Linux NFS ate my bge
Matthew Dillon
dillon at apollo.backplane.com
Wed Jul 22 23:07:38 UTC 2009
:requests.
:
:I've (re)discovered this now that I've recently got my assorted config
:problems largely ironed out and have my FreeBSD box up to date again, I'm
:reminded of an unresolved problem from way back, which is that my bge card
:collapses after being subjected to a large amount of NFS traffic coming
:from my Linux box, e.g. recompiling KDE on a discless workstation, which
:has been responsible for three embuggerances so far today.
If you are using a NFS UDP mount, try using a NFS TCP mount instead.

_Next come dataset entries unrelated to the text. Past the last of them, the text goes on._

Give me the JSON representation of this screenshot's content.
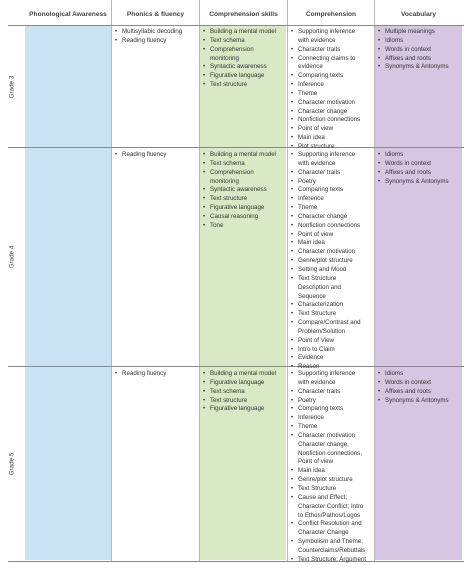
{
  "colors": {
    "phonological": "#c9e3f4",
    "comprehension_skills": "#d9e9c6",
    "vocabulary": "#d6c6e2",
    "rule": "#8a8a8a"
  },
  "headers": {
    "phonological": "Phonological Awareness",
    "phonics": "Phonics & fluency",
    "skills": "Comprehension skills",
    "comprehension": "Comprehension",
    "vocabulary": "Vocabulary"
  },
  "grades": {
    "g3": "Grade 3",
    "g4": "Grade 4",
    "g5": "Grade 5"
  },
  "rows": {
    "g3": {
      "phonics": [
        "Multisyllabic decoding",
        "Reading fluency"
      ],
      "skills": [
        "Building a mental model",
        "Text schema",
        "Comprehension\nmonitoring",
        "Syntactic awareness",
        "Figurative language",
        "Text structure"
      ],
      "comprehension": [
        "Supporting inference\nwith evidence",
        "Character traits",
        "Connecting claims to\nevidence",
        "Comparing texts",
        "Inference",
        "Theme",
        "Character motivation",
        "Character change",
        "Nonfiction connections",
        "Point of view",
        "Main idea",
        "Plot structure"
      ],
      "vocabulary": [
        "Multiple meanings",
        "Idioms",
        "Words in context",
        "Affixes and roots",
        "Synonyms & Antonyms"
      ]
    },
    "g4": {
      "phonics": [
        "Reading fluency"
      ],
      "skills": [
        "Building a mental model",
        "Text schema",
        "Comprehension\nmonitoring",
        "Syntactic awareness",
        "Text structure",
        "Figurative language",
        "Causal reasoning",
        "Tone"
      ],
      "comprehension": [
        "Supporting inference\nwith evidence",
        "Character traits",
        "Poetry",
        "Comparing texts",
        "Inference",
        "Theme",
        "Character change",
        "Nonfiction connections",
        "Point of view",
        "Main idea",
        "Character motivation",
        "Genre/plot structure",
        "Setting and Mood",
        "Text Structure\nDescription and\nSequence",
        "Characterization",
        "Text Structure",
        "Compare/Contrast and\nProblem/Solution",
        "Point of View",
        "Intro to Claim",
        "Evidence",
        "Reason"
      ],
      "vocabulary": [
        "Idioms",
        "Words in context",
        "Affixes and roots",
        "Synonyms & Antonyms"
      ]
    },
    "g5": {
      "phonics": [
        "Reading fluency"
      ],
      "skills": [
        "Building a mental model",
        "Figurative language",
        "Text schema",
        "Text structure",
        "Figurative language"
      ],
      "comprehension": [
        "Supporting inference\nwith evidence",
        "Character traits",
        "Poetry",
        "Comparing texts",
        "Inference",
        "Theme",
        "Character motivation\nCharacter change,\nNonfiction connections,\nPoint of view",
        "Main idea",
        "Genre/plot structure",
        "Text Structure",
        "Cause and Effect;\nCharacter Conflict; Intro\nto Ethos/Pathos/Logos",
        "Conflict Resolution and\nCharacter Change",
        "Symbolism and Theme;\nCounterclaims/Rebuttals",
        "Text Structure: Argument"
      ],
      "vocabulary": [
        "Idioms",
        "Words in context",
        "Affixes and roots",
        "Synonyms & Antonyms"
      ]
    }
  }
}
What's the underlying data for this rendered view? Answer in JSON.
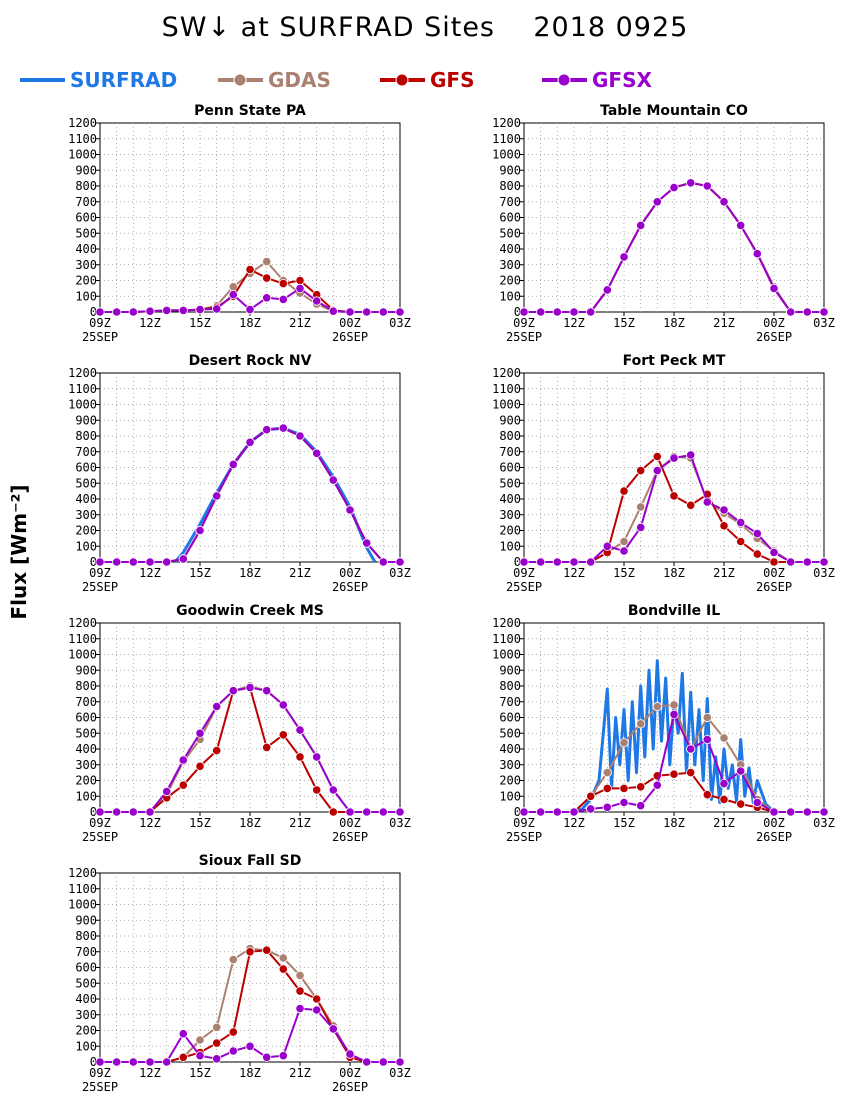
{
  "figure": {
    "title": "SW↓ at SURFRAD Sites    2018 0925",
    "y_axis_title": "Flux [Wm⁻²]",
    "x_ticks": [
      "09Z",
      "12Z",
      "15Z",
      "18Z",
      "21Z",
      "00Z",
      "03Z"
    ],
    "x_tick_hours": [
      9,
      12,
      15,
      18,
      21,
      24,
      27
    ],
    "date_labels": [
      {
        "text": "25SEP",
        "hour": 9
      },
      {
        "text": "26SEP",
        "hour": 24
      }
    ],
    "y_ticks": [
      0,
      100,
      200,
      300,
      400,
      500,
      600,
      700,
      800,
      900,
      1000,
      1100,
      1200
    ],
    "colors": {
      "SURFRAD": "#1e78e6",
      "GDAS": "#aa8070",
      "GFS": "#bb0000",
      "GFSX": "#9900cc"
    },
    "legend": [
      {
        "name": "SURFRAD",
        "color": "#1e78e6",
        "marker": false
      },
      {
        "name": "GDAS",
        "color": "#aa8070",
        "marker": true
      },
      {
        "name": "GFS",
        "color": "#bb0000",
        "marker": true
      },
      {
        "name": "GFSX",
        "color": "#9900cc",
        "marker": true
      }
    ]
  },
  "chart_data": [
    {
      "type": "line",
      "title": "Penn State PA",
      "x": [
        9,
        10,
        11,
        12,
        13,
        14,
        15,
        16,
        17,
        18,
        19,
        20,
        21,
        22,
        23,
        24,
        25,
        26,
        27
      ],
      "xlim": [
        9,
        27
      ],
      "ylim": [
        0,
        1200
      ],
      "grid": true,
      "series": [
        {
          "name": "GDAS",
          "values": [
            0,
            0,
            0,
            5,
            10,
            10,
            15,
            40,
            160,
            245,
            320,
            200,
            120,
            50,
            5,
            0,
            0,
            0,
            0
          ]
        },
        {
          "name": "GFS",
          "values": [
            0,
            0,
            0,
            5,
            10,
            10,
            15,
            30,
            100,
            270,
            215,
            180,
            200,
            110,
            10,
            0,
            0,
            0,
            0
          ]
        },
        {
          "name": "GFSX",
          "values": [
            0,
            0,
            0,
            5,
            10,
            10,
            15,
            20,
            110,
            15,
            90,
            80,
            150,
            70,
            5,
            0,
            0,
            0,
            0
          ]
        }
      ]
    },
    {
      "type": "line",
      "title": "Table Mountain CO",
      "x": [
        9,
        10,
        11,
        12,
        13,
        14,
        15,
        16,
        17,
        18,
        19,
        20,
        21,
        22,
        23,
        24,
        25,
        26,
        27
      ],
      "xlim": [
        9,
        27
      ],
      "ylim": [
        0,
        1200
      ],
      "grid": true,
      "series": [
        {
          "name": "GDAS",
          "values": [
            0,
            0,
            0,
            0,
            0,
            140,
            350,
            550,
            700,
            790,
            820,
            800,
            700,
            550,
            370,
            160,
            0,
            0,
            0
          ]
        },
        {
          "name": "GFS",
          "values": [
            0,
            0,
            0,
            0,
            0,
            140,
            350,
            550,
            700,
            790,
            820,
            800,
            700,
            550,
            370,
            150,
            0,
            0,
            0
          ]
        },
        {
          "name": "GFSX",
          "values": [
            0,
            0,
            0,
            0,
            0,
            140,
            350,
            550,
            700,
            790,
            820,
            800,
            700,
            550,
            370,
            150,
            0,
            0,
            0
          ]
        }
      ]
    },
    {
      "type": "line",
      "title": "Desert Rock NV",
      "x": [
        9,
        10,
        11,
        12,
        13,
        14,
        15,
        16,
        17,
        18,
        19,
        20,
        21,
        22,
        23,
        24,
        25,
        26,
        27
      ],
      "xlim": [
        9,
        27
      ],
      "ylim": [
        0,
        1200
      ],
      "grid": true,
      "series": [
        {
          "name": "SURFRAD",
          "x": [
            13.5,
            14,
            15,
            16,
            17,
            18,
            19,
            20,
            21,
            22,
            23,
            24,
            25,
            25.5
          ],
          "values": [
            0,
            60,
            240,
            440,
            620,
            760,
            840,
            850,
            810,
            700,
            540,
            350,
            90,
            0
          ]
        },
        {
          "name": "GDAS",
          "values": [
            0,
            0,
            0,
            0,
            0,
            20,
            200,
            420,
            620,
            760,
            840,
            850,
            800,
            690,
            520,
            330,
            120,
            0,
            0
          ]
        },
        {
          "name": "GFS",
          "values": [
            0,
            0,
            0,
            0,
            0,
            20,
            200,
            420,
            620,
            760,
            840,
            850,
            800,
            690,
            520,
            330,
            120,
            0,
            0
          ]
        },
        {
          "name": "GFSX",
          "values": [
            0,
            0,
            0,
            0,
            0,
            20,
            200,
            420,
            620,
            760,
            840,
            850,
            800,
            690,
            520,
            330,
            120,
            0,
            0
          ]
        }
      ]
    },
    {
      "type": "line",
      "title": "Fort Peck MT",
      "x": [
        9,
        10,
        11,
        12,
        13,
        14,
        15,
        16,
        17,
        18,
        19,
        20,
        21,
        22,
        23,
        24,
        25,
        26,
        27
      ],
      "xlim": [
        9,
        27
      ],
      "ylim": [
        0,
        1200
      ],
      "grid": true,
      "series": [
        {
          "name": "GDAS",
          "values": [
            0,
            0,
            0,
            0,
            0,
            60,
            130,
            350,
            580,
            670,
            660,
            390,
            310,
            240,
            150,
            70,
            0,
            0,
            0
          ]
        },
        {
          "name": "GFS",
          "values": [
            0,
            0,
            0,
            0,
            0,
            60,
            450,
            580,
            670,
            420,
            360,
            430,
            230,
            130,
            50,
            0,
            0,
            0,
            0
          ]
        },
        {
          "name": "GFSX",
          "values": [
            0,
            0,
            0,
            0,
            0,
            100,
            70,
            220,
            580,
            660,
            680,
            380,
            330,
            250,
            180,
            60,
            0,
            0,
            0
          ]
        }
      ]
    },
    {
      "type": "line",
      "title": "Goodwin Creek MS",
      "x": [
        9,
        10,
        11,
        12,
        13,
        14,
        15,
        16,
        17,
        18,
        19,
        20,
        21,
        22,
        23,
        24,
        25,
        26,
        27
      ],
      "xlim": [
        9,
        27
      ],
      "ylim": [
        0,
        1200
      ],
      "grid": true,
      "series": [
        {
          "name": "GDAS",
          "values": [
            0,
            0,
            0,
            0,
            110,
            320,
            460,
            670,
            770,
            800,
            770,
            680,
            520,
            350,
            140,
            0,
            0,
            0,
            0
          ]
        },
        {
          "name": "GFS",
          "values": [
            0,
            0,
            0,
            0,
            90,
            170,
            290,
            390,
            770,
            790,
            410,
            490,
            350,
            140,
            0,
            0,
            0,
            0,
            0
          ]
        },
        {
          "name": "GFSX",
          "values": [
            0,
            0,
            0,
            0,
            130,
            330,
            500,
            670,
            770,
            790,
            770,
            680,
            520,
            350,
            140,
            0,
            0,
            0,
            0
          ]
        }
      ]
    },
    {
      "type": "line",
      "title": "Bondville IL",
      "x": [
        9,
        10,
        11,
        12,
        13,
        14,
        15,
        16,
        17,
        18,
        19,
        20,
        21,
        22,
        23,
        24,
        25,
        26,
        27
      ],
      "xlim": [
        9,
        27
      ],
      "ylim": [
        0,
        1200
      ],
      "grid": true,
      "series": [
        {
          "name": "SURFRAD",
          "x": [
            12,
            12.5,
            13,
            13.5,
            14,
            14.25,
            14.5,
            14.75,
            15,
            15.25,
            15.5,
            15.75,
            16,
            16.25,
            16.5,
            16.75,
            17,
            17.25,
            17.5,
            17.75,
            18,
            18.25,
            18.5,
            18.75,
            19,
            19.25,
            19.5,
            19.75,
            20,
            20.25,
            20.5,
            20.75,
            21,
            21.25,
            21.5,
            21.75,
            22,
            22.25,
            22.5,
            22.75,
            23,
            23.5,
            24
          ],
          "values": [
            0,
            20,
            80,
            200,
            780,
            150,
            600,
            300,
            650,
            200,
            700,
            250,
            800,
            350,
            900,
            400,
            960,
            450,
            850,
            300,
            700,
            500,
            880,
            250,
            760,
            300,
            650,
            200,
            720,
            80,
            350,
            60,
            400,
            150,
            300,
            70,
            460,
            100,
            280,
            60,
            200,
            50,
            0
          ]
        },
        {
          "name": "GDAS",
          "values": [
            0,
            0,
            0,
            0,
            100,
            250,
            440,
            560,
            670,
            680,
            400,
            600,
            470,
            300,
            80,
            0,
            0,
            0,
            0
          ]
        },
        {
          "name": "GFS",
          "values": [
            0,
            0,
            0,
            0,
            100,
            150,
            150,
            160,
            230,
            240,
            250,
            110,
            80,
            50,
            30,
            0,
            0,
            0,
            0
          ]
        },
        {
          "name": "GFSX",
          "values": [
            0,
            0,
            0,
            0,
            20,
            30,
            60,
            40,
            170,
            620,
            400,
            460,
            180,
            260,
            60,
            0,
            0,
            0,
            0
          ]
        }
      ]
    },
    {
      "type": "line",
      "title": "Sioux Fall SD",
      "x": [
        9,
        10,
        11,
        12,
        13,
        14,
        15,
        16,
        17,
        18,
        19,
        20,
        21,
        22,
        23,
        24,
        25,
        26,
        27
      ],
      "xlim": [
        9,
        27
      ],
      "ylim": [
        0,
        1200
      ],
      "grid": true,
      "series": [
        {
          "name": "GDAS",
          "values": [
            0,
            0,
            0,
            0,
            0,
            30,
            140,
            220,
            650,
            720,
            710,
            660,
            550,
            400,
            230,
            40,
            0,
            0,
            0
          ]
        },
        {
          "name": "GFS",
          "values": [
            0,
            0,
            0,
            0,
            0,
            30,
            60,
            120,
            190,
            700,
            710,
            590,
            450,
            400,
            210,
            30,
            0,
            0,
            0
          ]
        },
        {
          "name": "GFSX",
          "values": [
            0,
            0,
            0,
            0,
            0,
            180,
            40,
            20,
            70,
            100,
            30,
            40,
            340,
            330,
            210,
            50,
            0,
            0,
            0
          ]
        }
      ]
    }
  ]
}
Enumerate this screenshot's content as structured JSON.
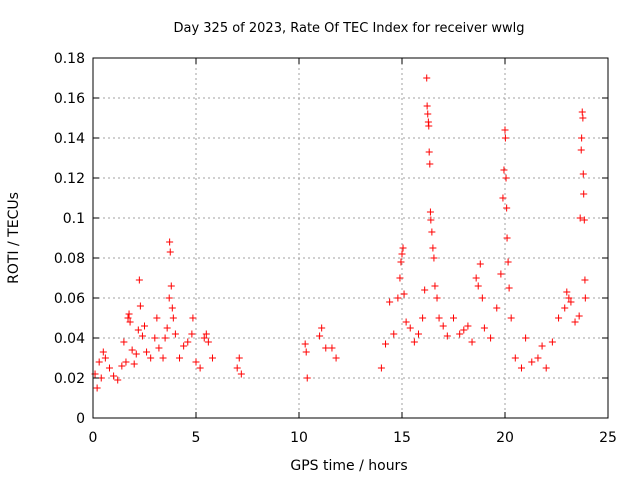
{
  "chart_data": {
    "type": "scatter",
    "title": "Day 325 of 2023, Rate Of TEC Index for receiver wwlg",
    "xlabel": "GPS time / hours",
    "ylabel": "ROTI / TECUs",
    "xlim": [
      0,
      25
    ],
    "ylim": [
      0,
      0.18
    ],
    "xticks": [
      "0",
      "5",
      "10",
      "15",
      "20",
      "25"
    ],
    "yticks": [
      "0",
      "0.02",
      "0.04",
      "0.06",
      "0.08",
      "0.1",
      "0.12",
      "0.14",
      "0.16",
      "0.18"
    ],
    "grid": true,
    "marker": "plus",
    "series_color": "#ff0000",
    "series": [
      {
        "points": [
          [
            0.1,
            0.022
          ],
          [
            0.2,
            0.015
          ],
          [
            0.3,
            0.028
          ],
          [
            0.4,
            0.02
          ],
          [
            0.5,
            0.033
          ],
          [
            0.6,
            0.03
          ],
          [
            0.8,
            0.025
          ],
          [
            1.0,
            0.021
          ],
          [
            1.2,
            0.019
          ],
          [
            1.4,
            0.026
          ],
          [
            1.5,
            0.038
          ],
          [
            1.6,
            0.028
          ],
          [
            1.7,
            0.05
          ],
          [
            1.75,
            0.052
          ],
          [
            1.8,
            0.048
          ],
          [
            1.9,
            0.034
          ],
          [
            2.0,
            0.027
          ],
          [
            2.1,
            0.032
          ],
          [
            2.2,
            0.044
          ],
          [
            2.25,
            0.069
          ],
          [
            2.3,
            0.056
          ],
          [
            2.4,
            0.041
          ],
          [
            2.5,
            0.046
          ],
          [
            2.6,
            0.033
          ],
          [
            2.8,
            0.03
          ],
          [
            3.0,
            0.04
          ],
          [
            3.1,
            0.05
          ],
          [
            3.2,
            0.035
          ],
          [
            3.4,
            0.03
          ],
          [
            3.5,
            0.04
          ],
          [
            3.6,
            0.045
          ],
          [
            3.7,
            0.06
          ],
          [
            3.72,
            0.088
          ],
          [
            3.75,
            0.083
          ],
          [
            3.8,
            0.066
          ],
          [
            3.85,
            0.055
          ],
          [
            3.9,
            0.05
          ],
          [
            4.0,
            0.042
          ],
          [
            4.2,
            0.03
          ],
          [
            4.4,
            0.036
          ],
          [
            4.6,
            0.038
          ],
          [
            4.8,
            0.042
          ],
          [
            4.85,
            0.05
          ],
          [
            5.0,
            0.028
          ],
          [
            5.2,
            0.025
          ],
          [
            5.4,
            0.04
          ],
          [
            5.5,
            0.042
          ],
          [
            5.6,
            0.038
          ],
          [
            5.8,
            0.03
          ],
          [
            7.0,
            0.025
          ],
          [
            7.1,
            0.03
          ],
          [
            7.2,
            0.022
          ],
          [
            10.3,
            0.037
          ],
          [
            10.35,
            0.033
          ],
          [
            10.4,
            0.02
          ],
          [
            11.0,
            0.041
          ],
          [
            11.1,
            0.045
          ],
          [
            11.3,
            0.035
          ],
          [
            11.6,
            0.035
          ],
          [
            11.8,
            0.03
          ],
          [
            14.0,
            0.025
          ],
          [
            14.2,
            0.037
          ],
          [
            14.4,
            0.058
          ],
          [
            14.6,
            0.042
          ],
          [
            14.8,
            0.06
          ],
          [
            14.9,
            0.07
          ],
          [
            14.95,
            0.078
          ],
          [
            15.0,
            0.082
          ],
          [
            15.05,
            0.085
          ],
          [
            15.1,
            0.062
          ],
          [
            15.2,
            0.048
          ],
          [
            15.4,
            0.045
          ],
          [
            15.6,
            0.038
          ],
          [
            15.8,
            0.042
          ],
          [
            16.0,
            0.05
          ],
          [
            16.1,
            0.064
          ],
          [
            16.2,
            0.17
          ],
          [
            16.22,
            0.156
          ],
          [
            16.25,
            0.152
          ],
          [
            16.28,
            0.148
          ],
          [
            16.3,
            0.146
          ],
          [
            16.32,
            0.133
          ],
          [
            16.35,
            0.127
          ],
          [
            16.38,
            0.103
          ],
          [
            16.4,
            0.099
          ],
          [
            16.45,
            0.093
          ],
          [
            16.5,
            0.085
          ],
          [
            16.55,
            0.08
          ],
          [
            16.6,
            0.066
          ],
          [
            16.7,
            0.06
          ],
          [
            16.8,
            0.05
          ],
          [
            17.0,
            0.046
          ],
          [
            17.2,
            0.041
          ],
          [
            17.5,
            0.05
          ],
          [
            17.8,
            0.042
          ],
          [
            18.0,
            0.044
          ],
          [
            18.2,
            0.046
          ],
          [
            18.4,
            0.038
          ],
          [
            18.6,
            0.07
          ],
          [
            18.7,
            0.066
          ],
          [
            18.8,
            0.077
          ],
          [
            18.9,
            0.06
          ],
          [
            19.0,
            0.045
          ],
          [
            19.3,
            0.04
          ],
          [
            19.6,
            0.055
          ],
          [
            19.8,
            0.072
          ],
          [
            19.9,
            0.11
          ],
          [
            19.95,
            0.124
          ],
          [
            20.0,
            0.144
          ],
          [
            20.02,
            0.14
          ],
          [
            20.05,
            0.12
          ],
          [
            20.08,
            0.105
          ],
          [
            20.1,
            0.09
          ],
          [
            20.15,
            0.078
          ],
          [
            20.2,
            0.065
          ],
          [
            20.3,
            0.05
          ],
          [
            20.5,
            0.03
          ],
          [
            20.8,
            0.025
          ],
          [
            21.0,
            0.04
          ],
          [
            21.3,
            0.028
          ],
          [
            21.6,
            0.03
          ],
          [
            21.8,
            0.036
          ],
          [
            22.0,
            0.025
          ],
          [
            22.3,
            0.038
          ],
          [
            22.6,
            0.05
          ],
          [
            22.9,
            0.055
          ],
          [
            23.0,
            0.063
          ],
          [
            23.1,
            0.06
          ],
          [
            23.2,
            0.058
          ],
          [
            23.4,
            0.048
          ],
          [
            23.6,
            0.051
          ],
          [
            23.65,
            0.1
          ],
          [
            23.7,
            0.134
          ],
          [
            23.72,
            0.14
          ],
          [
            23.75,
            0.153
          ],
          [
            23.78,
            0.15
          ],
          [
            23.8,
            0.122
          ],
          [
            23.82,
            0.112
          ],
          [
            23.85,
            0.099
          ],
          [
            23.88,
            0.069
          ],
          [
            23.9,
            0.06
          ]
        ]
      }
    ]
  }
}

This could very well instantly fix your issues even if it does not
solve the underlying bugs.
With a UDP mount the server can get a barrage of IP fragmented UDP
packets, particularly from linux clients. While I don't know any
specific with regards to bugs in the bge driver itself, I do know that
for a UDP mount to operate adequately over a GigE network the NFS server
needs about a 2 Megabyte socket buffer to receive the bursts.
This is not something that would typically be seen between two FreeBSD
boxes as FreeBSD's asynchronous NFS client traffic (mainly read-ahead)
is limited by available synchronous nfsiod threads, and further limited
by default mount options, internal #defined concurrency limits, and
by the out-of-order transmission of the read ahead rpcs caused by the
way the nfsiod threads operate (which results in out-of-order processing
on the server side and stalls the linear reads done by the client).
Linux clients, on the other-hand can generate an enormous number of
concurrent RPCs.
Use of a TCP mount instead of a UDP mount solves the sockbuf and
IP fragmentation issues. The TCP connection will not use fragmented IP
packets, will not blow away the server's receive-side sockbuf, and
does a much better job dealing with any packet loss, to boot.